Que faire s'il refuse de travailler ?
Réduire d'abord la séance : cinq minutes tenues valent mieux qu'une heure conflictuelle. Ensuite, changer le format — être interrogé ressemble à un jeu, relire ressemble à une punition.
Est-ce que ça remplace un cours de soutien scolaire ?
Non. Une méthode de travail quotidienne et un cours particulier ne traitent pas le même problème.
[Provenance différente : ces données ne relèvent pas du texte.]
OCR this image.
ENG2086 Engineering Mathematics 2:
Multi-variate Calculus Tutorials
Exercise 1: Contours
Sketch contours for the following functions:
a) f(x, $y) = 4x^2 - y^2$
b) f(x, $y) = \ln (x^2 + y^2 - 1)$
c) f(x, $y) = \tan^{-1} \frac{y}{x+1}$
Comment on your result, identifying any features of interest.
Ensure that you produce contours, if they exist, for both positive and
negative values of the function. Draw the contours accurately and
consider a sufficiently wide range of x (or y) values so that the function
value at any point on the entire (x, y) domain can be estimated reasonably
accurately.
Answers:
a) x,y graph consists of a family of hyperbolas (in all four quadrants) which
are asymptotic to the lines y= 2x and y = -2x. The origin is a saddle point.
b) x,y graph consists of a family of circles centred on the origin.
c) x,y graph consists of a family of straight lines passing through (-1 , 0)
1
S'il y a une lacune ancienne sur une notion, un enseignant reste nécessaire.
Pourquoi éviter les écrans pour les devoirs ?
Parce qu'ils rendent la tâche coûteuse en attention : chaque notification demande un effort pour revenir au travail. Pour de la mémorisation ou de la récitation, l'écran n'apporte rien que la voix ne fasse mieux.
Quelle différence avec un assistant sur ordinateur ?
Un assistant écrit donne une réponse à recopier. Ici, l'enfant doit produire la réponse à voix haute, sans support, et être corrigé sur ce qu'il a oublié. Ce n'est pas le même exercice.